PWAs or Progressive Web Application is a kind of software development methodology, they can be understood as a hybrid model of traditional web pages and mobile application. In simpler terms you may just say that PWA is the combination of the advantages and best features of mobile apps and web pages. It is this, that enables the browser to have a more mobile friendly, a more comprehensive and a more immersive experience.

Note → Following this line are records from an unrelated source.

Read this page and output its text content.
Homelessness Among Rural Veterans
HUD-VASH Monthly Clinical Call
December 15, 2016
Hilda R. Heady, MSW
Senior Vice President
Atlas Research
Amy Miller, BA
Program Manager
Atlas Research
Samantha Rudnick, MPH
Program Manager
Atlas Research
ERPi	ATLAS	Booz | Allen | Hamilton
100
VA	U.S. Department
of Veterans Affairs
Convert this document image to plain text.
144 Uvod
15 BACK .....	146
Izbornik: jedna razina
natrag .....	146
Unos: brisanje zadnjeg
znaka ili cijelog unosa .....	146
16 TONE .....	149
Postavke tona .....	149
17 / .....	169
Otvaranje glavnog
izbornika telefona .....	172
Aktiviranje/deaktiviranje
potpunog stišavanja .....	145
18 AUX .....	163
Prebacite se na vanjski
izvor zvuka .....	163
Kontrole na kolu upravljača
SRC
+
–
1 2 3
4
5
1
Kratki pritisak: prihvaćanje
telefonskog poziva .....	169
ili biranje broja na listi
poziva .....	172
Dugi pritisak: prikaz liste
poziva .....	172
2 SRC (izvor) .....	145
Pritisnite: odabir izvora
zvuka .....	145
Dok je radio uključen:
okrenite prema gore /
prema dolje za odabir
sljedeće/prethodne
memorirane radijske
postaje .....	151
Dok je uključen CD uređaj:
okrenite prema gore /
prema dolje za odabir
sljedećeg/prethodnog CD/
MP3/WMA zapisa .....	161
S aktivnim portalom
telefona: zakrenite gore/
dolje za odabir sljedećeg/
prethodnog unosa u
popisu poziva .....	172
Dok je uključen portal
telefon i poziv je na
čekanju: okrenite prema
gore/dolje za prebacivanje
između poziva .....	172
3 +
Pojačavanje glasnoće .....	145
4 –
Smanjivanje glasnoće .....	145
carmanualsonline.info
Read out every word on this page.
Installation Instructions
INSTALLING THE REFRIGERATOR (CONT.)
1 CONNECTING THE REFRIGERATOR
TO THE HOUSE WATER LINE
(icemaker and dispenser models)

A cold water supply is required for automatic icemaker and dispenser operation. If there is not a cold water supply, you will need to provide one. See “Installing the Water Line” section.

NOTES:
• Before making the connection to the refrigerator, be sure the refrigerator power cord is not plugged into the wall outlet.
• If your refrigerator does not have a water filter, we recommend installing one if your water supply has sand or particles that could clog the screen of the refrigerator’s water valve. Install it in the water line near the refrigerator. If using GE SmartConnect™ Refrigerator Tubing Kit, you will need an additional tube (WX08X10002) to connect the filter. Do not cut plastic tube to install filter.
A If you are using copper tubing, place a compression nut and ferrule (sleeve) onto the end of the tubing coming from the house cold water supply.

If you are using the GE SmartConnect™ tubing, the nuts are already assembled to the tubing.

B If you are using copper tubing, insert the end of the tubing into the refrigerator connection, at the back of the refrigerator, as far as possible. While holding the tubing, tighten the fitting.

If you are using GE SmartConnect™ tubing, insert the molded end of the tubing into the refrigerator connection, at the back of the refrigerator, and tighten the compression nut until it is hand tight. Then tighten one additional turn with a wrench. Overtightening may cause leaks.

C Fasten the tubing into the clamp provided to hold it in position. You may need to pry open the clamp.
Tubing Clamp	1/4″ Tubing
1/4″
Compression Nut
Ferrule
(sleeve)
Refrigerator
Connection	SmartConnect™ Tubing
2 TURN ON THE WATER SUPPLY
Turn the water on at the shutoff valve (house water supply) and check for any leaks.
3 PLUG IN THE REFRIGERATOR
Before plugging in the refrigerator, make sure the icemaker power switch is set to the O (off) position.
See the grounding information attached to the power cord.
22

By now I think you may have come to realise the importance of PWA in our mobile-internet interaction. There is however much more that it brings to the table. As an example, think you have admitted one of the web pages opened in the browser to the home screen (the option is provided on the pages). Now every time you would open the home screen, you shall have a little badge of this web page, which upon clicking shall enable you to skip the tedious process of typing and take you directly to the desired web page. It is not just that, it starts providing you notifications and at times even hides the UI and the page actually does start functioning like an app. The web pages are easier to access, faster to load and even have an offline presence. And with the onset of features like providing notifications and updates to the users they have induced a much sought-after experience in the browser-user interaction. The best part is that it is not limited to mobile phones, it is also a feature just as actively present and exploited in your computers, bringing the two devices closer than they wee ever before. 

With an analysis of PWAs in progression, it is of absolute importance that we discuss the Service Worker. It is if loosely defined, a script run by the browser in the background, and it is that which enables PWAs to load almost immediately with out any concern for the state of the internet connection or speed. They add the feature of reliability to the PWAs as they enable intelligent caching, push notifications and other background functions. 

The speed factor provided as a result of this entire charade should not be overlooked either. As numerous studies have suggested and you may yourself observe that as much as 53% of the users leave a website if takes more than 3 seconds to load. Thus, for companies developing such internet services, use of PWAs may as well be one of the biggest arrows in the quiver with it ensuring high-speed loading of web pages even on the diciest network conditions.

Another way to assess the importance of this incredible feature is the results it has yielded since its onset in the recent past. Google Chrome seems to have grown to 1 Billion users from a mere 400 Million in 2016. This monstrous growth and that too the short time of just two years is indicative of how the integration of the PWA with the browser has moved the users. It is in fact being suggested by the most notable experts in this field that the earlier trend to abandon a website and open an app (as done by companies like Flipkart) has in reality back fired. The rationalisation is pretty simple, that with PWAs already bringing in the ‘best of the applications’ going through the trouble to download an app and follow the entire arduous process and then at the end compromise the limited data storage space that we have on our devices seems not be worth the trouble. 

With such grand tales of the accomplishments of the PWA it is important that at the end some flaws are pointed out as well. A major shortcoming would be that while many browsers like google and Samsung support this format, there still exist quite a few that don’t. Further, the competition between the mobile apps and web pages is still going strong and will take some more time to resolve, thus the inclusion of companies and users in this arena though on the rise, is yet to reach its true potential. Further, many of the added advanced features that are otherwise present in apps and devices like the fingerprint scanner are yet to make a notable presence in the PWAs.  

Thus, its integration in every device still remains a question that can only be answered in time. Recent trends certainly give an optimistic result but at the same time there is a need for PWAs to evolve constantly and immerse the latest of advancement that have become common in most devices and be even more handy to its dynamic set of users.